From: Frederic Weisbecker
Date: Wed Mar 27 2024 - 10:15:17 EST


Le Tue, Mar 26, 2024 at 05:46:07PM +0100, Valentin Schneider a écrit :
> > Then with that patch I ran TREE07, just some short iterations:
> >
> > tools/testing/selftests/rcutorture/bin/kvm.sh --configs "10*TREE07" --allcpus --bootargs "rcutorture.onoff_interval=200" --duration 2
> >
> > And the warning triggers very quickly. At least since v6.3 but maybe since
> > earlier.

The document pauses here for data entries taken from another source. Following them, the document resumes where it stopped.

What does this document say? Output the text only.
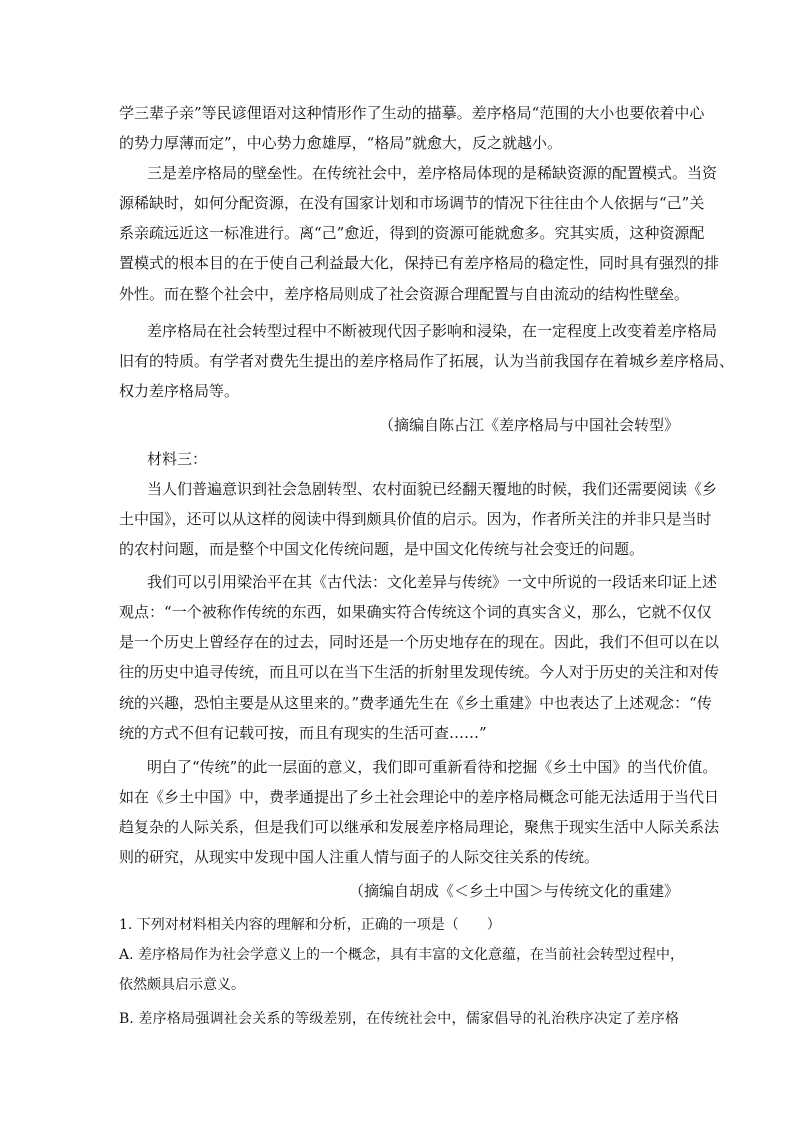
学三辈子亲”等民谚俚语对这种情形作了生动的描摹。差序格局“范围的大小也要依着中心
的势力厚薄而定”，中心势力愈雄厚，“格局”就愈大，反之就越小。
三是差序格局的壁垒性。在传统社会中，差序格局体现的是稀缺资源的配置模式。当资
源稀缺时，如何分配资源，在没有国家计划和市场调节的情况下往往由个人依据与“己”关
系亲疏远近这一标准进行。离“己”愈近，得到的资源可能就愈多。究其实质，这种资源配
置模式的根本目的在于使自己利益最大化，保持已有差序格局的稳定性，同时具有强烈的排
外性。而在整个社会中，差序格局则成了社会资源合理配置与自由流动的结构性壁垒。
差序格局在社会转型过程中不断被现代因子影响和浸染，在一定程度上改变着差序格局
旧有的特质。有学者对费先生提出的差序格局作了拓展，认为当前我国存在着城乡差序格局、
权力差序格局等。
（摘编自陈占江《差序格局与中国社会转型》
材料三：
当人们普遍意识到社会急剧转型、农村面貌已经翻天覆地的时候，我们还需要阅读《乡
土中国》，还可以从这样的阅读中得到颇具价值的启示。因为，作者所关注的并非只是当时
的农村问题，而是整个中国文化传统问题，是中国文化传统与社会变迁的问题。
我们可以引用梁治平在其《古代法：文化差异与传统》一文中所说的一段话来印证上述
观点：“一个被称作传统的东西，如果确实符合传统这个词的真实含义，那么，它就不仅仅
是一个历史上曾经存在的过去，同时还是一个历史地存在的现在。因此，我们不但可以在以
往的历史中追寻传统，而且可以在当下生活的折射里发现传统。今人对于历史的关注和对传
统的兴趣，恐怕主要是从这里来的。”费孝通先生在《乡土重建》中也表达了上述观念：“传
统的方式不但有记载可按，而且有现实的生活可查……”
明白了“传统”的此一层面的意义，我们即可重新看待和挖掘《乡土中国》的当代价值。
如在《乡土中国》中，费孝通提出了乡土社会理论中的差序格局概念可能无法适用于当代日
趋复杂的人际关系，但是我们可以继承和发展差序格局理论，聚焦于现实生活中人际关系法
则的研究，从现实中发现中国人注重人情与面子的人际交往关系的传统。
（摘编自胡成《＜乡土中国＞与传统文化的重建》
1. 下列对材料相关内容的理解和分析，正确的一项是（　　）
A. 差序格局作为社会学意义上的一个概念，具有丰富的文化意蕴，在当前社会转型过程中，
依然颇具启示意义。
B. 差序格局强调社会关系的等级差别，在传统社会中，儒家倡导的礼治秩序决定了差序格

Is this expected behaviour or am I right to assume that
> > for_each_domain()/sched_domain_span() shouldn't return an offline CPU?
> >
>
> I would very much assume an offline CPU shouldn't show up in a
> sched_domain_span().
>
> Now, on top of the above, there's one more thing worth noting:
> cpu_up_down_serialize_trainwrecks()
>
> This just flushes the cpuset work, so after that the sched_domain topology
> should be sane. However I see it's invoked at the tail end of _cpu_down(),
> IOW /after/ takedown_cpu() has run, which sounds too late. The comments
> around this vs. lock ordering aren't very reassuring however, so I need to
> look into this more.

Ouch...

>
> Maybe as a "quick" test to see if this is the right culprit, you could try
> that with CONFIG_CPUSET=n? Because in that case the sched_domain update is
> ran within sched_cpu_deactivate().

I just tried and I fear that doesn't help. It still triggers even without
cpusets :-s

Thanks.